The authors suggest that shared libraries could be a main beneficiary
of continuous optimization, making the assumption that users usually
use the libraries for one thing at a time; this ignores multi-user
systems in which, while one particular user may not use the library
for multiple things at once, each user is using it for a different
purpose.
The authors basically punt on the problem of identifying idle cycles
that can be used for the optimizations without impacting the
performance of the application. They recognize this as a problem, but
don't offer a real solution; the system they implemented simply
assumes that putting the optimizer on a low-priority thread
approximates this closely enough, but I am not convinced -- there is
no guarantee at all that the low-priority thread isn't still stealing
usable cycles from the app.
When presenting the benchmark numbers, the authors didn't say how the
numbers for the optimized apps were obtained -- since the programs are
being continuously optimized, how did the authors decide to derive the
performance numbers? If they just waited for some time and then took
them, how long did they wait? What did the curve look like form going
to the original performance to the optimized performance (i.e. was it
steep, shallow, etc).
When calculating the break-even points for the benchmarks, the authors
claim that only the first optimization done to the app needs to pay
the price of identifying hot-spots and inserting profiling code in the
correct places; however if the program behavior changes over time
(which is after all the whole premise of the paper) then perhaps it is
necessary for future optimizations to redo this work, making this
assumption invalid.
The break-even points for the benchmarks were done using a
back-of-the-envelope calculation -- more convincing numbers would be
had from simulations or actual experimentation.

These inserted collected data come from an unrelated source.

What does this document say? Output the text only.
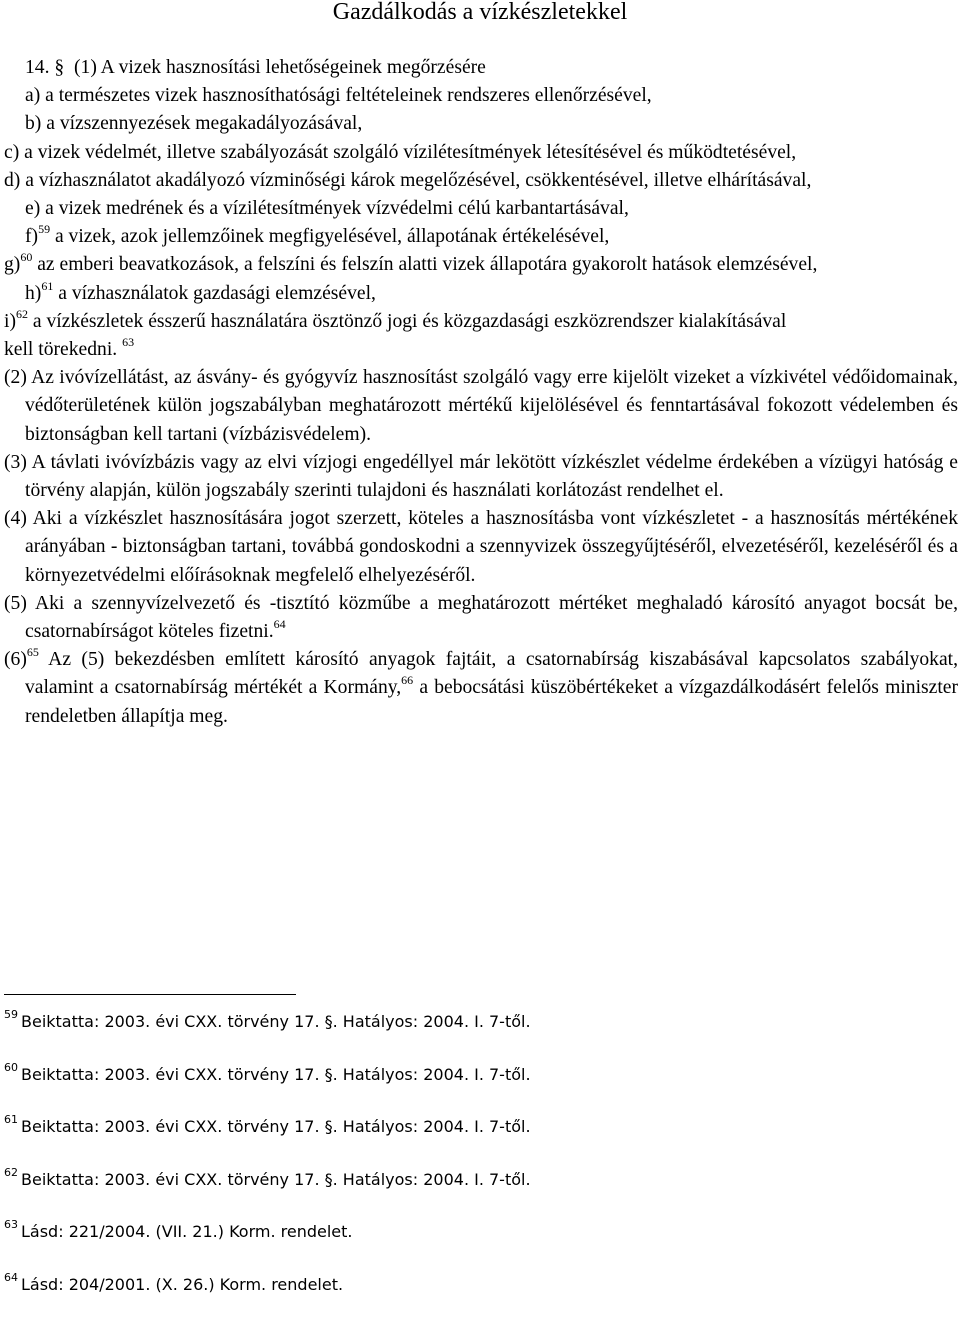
Gazdálkodás a vízkészletekkel

14. § (1) A vizek hasznosítási lehetőségeinek megőrzésére

a) a természetes vizek hasznosíthatósági feltételeinek rendszeres ellenőrzésével,

b) a vízszennyezések megakadályozásával,

c) a vizek védelmét, illetve szabályozását szolgáló vízilétesítmények létesítésével és működtetésével,

d) a vízhasználatot akadályozó vízminőségi károk megelőzésével, csökkentésével, illetve elhárításával,

e) a vizek medrének és a vízilétesítmények vízvédelmi célú karbantartásával,

f)$^{59}$ a vizek, azok jellemzőinek megfigyelésével, állapotának értékelésével,

g)$^{60}$ az emberi beavatkozások, a felszíni és felszín alatti vizek állapotára gyakorolt hatások elemzésével,

h)$^{61}$ a vízhasználatok gazdasági elemzésével,

i)$^{62}$ a vízkészletek ésszerű használatára ösztönző jogi és közgazdasági eszközrendszer kialakításával

kell törekedni. $^{63}$

(2) Az ivóvízellátást, az ásvány- és gyógyvíz hasznosítást szolgáló vagy erre kijelölt vizeket a vízkivétel védőidomainak, védőterületének külön jogszabályban meghatározott mértékű kijelölésével és fenntartásával fokozott védelemben és biztonságban kell tartani (vízbázisvédelem).

(3) A távlati ivóvízbázis vagy az elvi vízjogi engedéllyel már lekötött vízkészlet védelme érdekében a vízügyi hatóság e törvény alapján, külön jogszabály szerinti tulajdoni és használati korlátozást rendelhet el.

(4) Aki a vízkészlet hasznosítására jogot szerzett, köteles a hasznosításba vont vízkészletet - a hasznosítás mértékének arányában - biztonságban tartani, továbbá gondoskodni a szennyvizek összegyűjtéséről, elvezetéséről, kezeléséről és a környezetvédelmi előírásoknak megfelelő elhelyezéséről.

(5) Aki a szennyvízelvezető és -tisztító közműbe a meghatározott mértéket meghaladó károsító anyagot bocsát be, csatornabírságot köteles fizetni.$^{64}$

$(6)^{65}$ Az (5) bekezdésben említett károsító anyagok fajtáit, a csatornabírság kiszabásával kapcsolatos szabályokat, valamint a csatornabírság mértékét a Kormány,$^{66}$ a bebocsátási küszöbértékeket a vízgazdálkodásért felelős miniszter rendeletben állapítja meg.

$^{59}$ Beiktatta: 2003. évi CXX. törvény 17. §. Hatályos: 2004. I. 7-től.
$^{60}$ Beiktatta: 2003. évi CXX. törvény 17. §. Hatályos: 2004. I. 7-től.
$^{61}$ Beiktatta: 2003. évi CXX. törvény 17. §. Hatályos: 2004. I. 7-től.
$^{62}$ Beiktatta: 2003. évi CXX. törvény 17. §. Hatályos: 2004. I. 7-től.
$^{63}$ Lásd: 221/2004. (VII. 21.) Korm. rendelet.
$^{64}$ Lásd: 204/2001. (X. 26.) Korm. rendelet.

The benchmark performances were calculated without taking into account
the overheads of optimizing the code and hot-swapping back into the
app; probably because adding those in kills any performance gain from
using the system. Besides the obvious amount of overhead from doing
the optimizations (which unless idle cycles can be correctly
identified will impact the app's performance), there is a
significant amount of work involved in swapping the optimized code
back into the app -- e.g. keeping track of threads that are in the
affected region of code, updating dependencies, and possibly undoing
previous opts in other regions of code that impinges on this one.
Broader Picture
An obvious point of future work is to do the studies suggested in the
first two points of the Flaws section. The authors also recognize some
future work left to do (e.g. calculating whether the benefit of a
particular opt is worth the cost, figuring out the most useful metrics
to collect). Another interesting questions is what other traditional
optimizations (other than instruction scheduling) can be adapted to
benefit from continuous optimization? Some quick ideas --- some opts,
like Partial Redundancy Elimination, have the potential to make
performance worse rather than better; dynamic profiling can detect
when this happens and remove the offending optimization. Perhaps the
metrics reported by the profiling could help in calculating more
accurate spill costs for register allocation; if the apps behavior
changes the spill costs may also change.
A big problem revealed by the work is the cost of dynamically
profiling an application. This involves a large amount of overhead. It
is a problem that we also may have seen in the Crusoe paper -- they
didn't give performance numbers at all, much less break them down into
causes, but my impression is that performance was a problem, and some
percentage of that came from the profiling they did. Of course, Crusoe
did its profiling in HW, which presumably is much less expensive than
SW profiling -- it would be very interesting to see some sort of
breakdown of Crusoe performance and compare the profiling cost there
with the profiling cost in the system described in this paper.